Graphical User Authentication

Graphical user authentication, sometimes also known as ‘login images’ are a form of login verification (i.e. second factor) where a site presents the user with an image previously selected by the user at the time the account is created. It is an “account secret” tied to the username that should not be easily reproduced by a phishing campaign attempting to impersonate a legitimate website.

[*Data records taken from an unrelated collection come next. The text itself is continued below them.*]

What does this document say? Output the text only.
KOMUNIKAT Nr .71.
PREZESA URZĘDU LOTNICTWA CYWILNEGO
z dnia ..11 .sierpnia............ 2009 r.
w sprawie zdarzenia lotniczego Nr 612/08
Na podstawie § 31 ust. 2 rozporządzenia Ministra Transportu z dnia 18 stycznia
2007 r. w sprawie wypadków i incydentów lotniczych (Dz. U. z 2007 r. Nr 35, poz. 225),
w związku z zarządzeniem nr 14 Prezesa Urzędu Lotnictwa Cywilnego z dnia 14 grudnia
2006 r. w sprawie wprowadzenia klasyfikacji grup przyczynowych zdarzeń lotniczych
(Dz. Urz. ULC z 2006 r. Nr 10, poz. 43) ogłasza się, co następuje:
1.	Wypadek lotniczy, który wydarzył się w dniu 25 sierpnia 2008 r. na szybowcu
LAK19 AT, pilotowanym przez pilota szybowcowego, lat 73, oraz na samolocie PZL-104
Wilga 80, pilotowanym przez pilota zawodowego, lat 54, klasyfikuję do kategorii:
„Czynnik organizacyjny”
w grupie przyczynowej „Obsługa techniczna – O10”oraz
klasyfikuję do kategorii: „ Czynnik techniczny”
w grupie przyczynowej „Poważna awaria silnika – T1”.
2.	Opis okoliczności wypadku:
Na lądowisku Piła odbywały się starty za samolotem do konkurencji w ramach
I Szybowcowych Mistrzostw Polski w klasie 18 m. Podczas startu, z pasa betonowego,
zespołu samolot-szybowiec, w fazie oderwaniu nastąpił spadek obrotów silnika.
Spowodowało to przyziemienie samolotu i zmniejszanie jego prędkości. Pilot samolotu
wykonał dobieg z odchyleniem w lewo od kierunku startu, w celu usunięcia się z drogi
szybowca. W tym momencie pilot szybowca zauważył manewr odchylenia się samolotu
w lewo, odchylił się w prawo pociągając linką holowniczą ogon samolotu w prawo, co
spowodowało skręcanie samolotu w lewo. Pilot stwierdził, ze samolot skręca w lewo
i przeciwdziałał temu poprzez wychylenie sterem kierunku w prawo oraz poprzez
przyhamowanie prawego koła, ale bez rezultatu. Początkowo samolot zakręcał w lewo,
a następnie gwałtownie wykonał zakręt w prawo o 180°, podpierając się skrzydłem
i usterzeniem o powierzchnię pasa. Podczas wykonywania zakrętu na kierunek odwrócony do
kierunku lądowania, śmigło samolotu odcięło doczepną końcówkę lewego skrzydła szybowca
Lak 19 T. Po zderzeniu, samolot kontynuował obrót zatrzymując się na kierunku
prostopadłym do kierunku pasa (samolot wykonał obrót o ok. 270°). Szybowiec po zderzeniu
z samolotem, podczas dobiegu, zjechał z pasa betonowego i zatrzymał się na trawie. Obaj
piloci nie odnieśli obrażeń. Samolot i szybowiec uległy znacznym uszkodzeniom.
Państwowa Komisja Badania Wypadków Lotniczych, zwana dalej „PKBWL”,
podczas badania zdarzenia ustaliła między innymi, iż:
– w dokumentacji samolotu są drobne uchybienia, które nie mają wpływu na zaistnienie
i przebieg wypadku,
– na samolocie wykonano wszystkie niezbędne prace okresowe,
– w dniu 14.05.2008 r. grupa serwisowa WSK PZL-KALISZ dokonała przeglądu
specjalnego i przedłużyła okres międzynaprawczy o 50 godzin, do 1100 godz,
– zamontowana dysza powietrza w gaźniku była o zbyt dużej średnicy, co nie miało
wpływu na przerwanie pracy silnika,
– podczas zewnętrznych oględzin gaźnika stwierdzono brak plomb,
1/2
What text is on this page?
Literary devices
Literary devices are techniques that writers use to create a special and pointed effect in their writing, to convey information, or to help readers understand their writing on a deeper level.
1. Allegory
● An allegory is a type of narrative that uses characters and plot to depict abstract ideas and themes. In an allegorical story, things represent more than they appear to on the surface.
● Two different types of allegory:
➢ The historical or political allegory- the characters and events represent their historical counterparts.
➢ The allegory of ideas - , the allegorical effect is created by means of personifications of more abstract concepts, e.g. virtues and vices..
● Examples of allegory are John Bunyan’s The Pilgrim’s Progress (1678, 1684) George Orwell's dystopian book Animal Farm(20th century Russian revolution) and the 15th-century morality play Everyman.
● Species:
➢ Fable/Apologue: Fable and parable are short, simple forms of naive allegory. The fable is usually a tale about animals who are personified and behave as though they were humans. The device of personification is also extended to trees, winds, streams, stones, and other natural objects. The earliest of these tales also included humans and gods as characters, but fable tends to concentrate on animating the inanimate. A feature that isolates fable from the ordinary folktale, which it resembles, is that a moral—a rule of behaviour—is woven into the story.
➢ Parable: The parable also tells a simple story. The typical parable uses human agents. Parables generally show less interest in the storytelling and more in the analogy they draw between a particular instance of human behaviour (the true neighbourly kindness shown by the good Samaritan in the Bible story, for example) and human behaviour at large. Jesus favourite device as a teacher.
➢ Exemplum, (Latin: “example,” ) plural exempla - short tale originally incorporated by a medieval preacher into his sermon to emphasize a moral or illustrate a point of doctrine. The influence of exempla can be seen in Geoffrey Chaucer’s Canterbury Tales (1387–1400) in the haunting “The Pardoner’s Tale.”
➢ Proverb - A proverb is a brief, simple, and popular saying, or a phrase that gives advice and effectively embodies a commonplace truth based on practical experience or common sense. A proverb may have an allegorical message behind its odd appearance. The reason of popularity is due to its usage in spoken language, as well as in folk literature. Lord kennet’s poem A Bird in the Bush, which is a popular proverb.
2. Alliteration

In practice, CAS prompts the user for only their username and responds with a page displaying what should be the user’s pre-selected image along with a password field to complete their authentication. The user in turn is to be trained to refuse submitting the rest of their login credentials to a site posing to be legitimate if CAS fails to present the correct image.

Overview

Support is enabled by including the following module in the overlay:

1
2
3
4
5
<dependency>
    <groupId>org.apereo.cas</groupId>
    <artifactId>cas-server-support-gua</artifactId>
    <version>${cas.version}</version>
</dependency>

To see the relevant list of CAS properties, please review this guide.

Resource

Primarily useful for demo and testing purposes, this option allows CAS to load a global and static image resource as the user identifier onto the login flow.

LDAP

CAS may also be allowed to locate a binary image attribute for the user from LDAP. The binary attribute value is then loaded as the user identifier onto the login flow.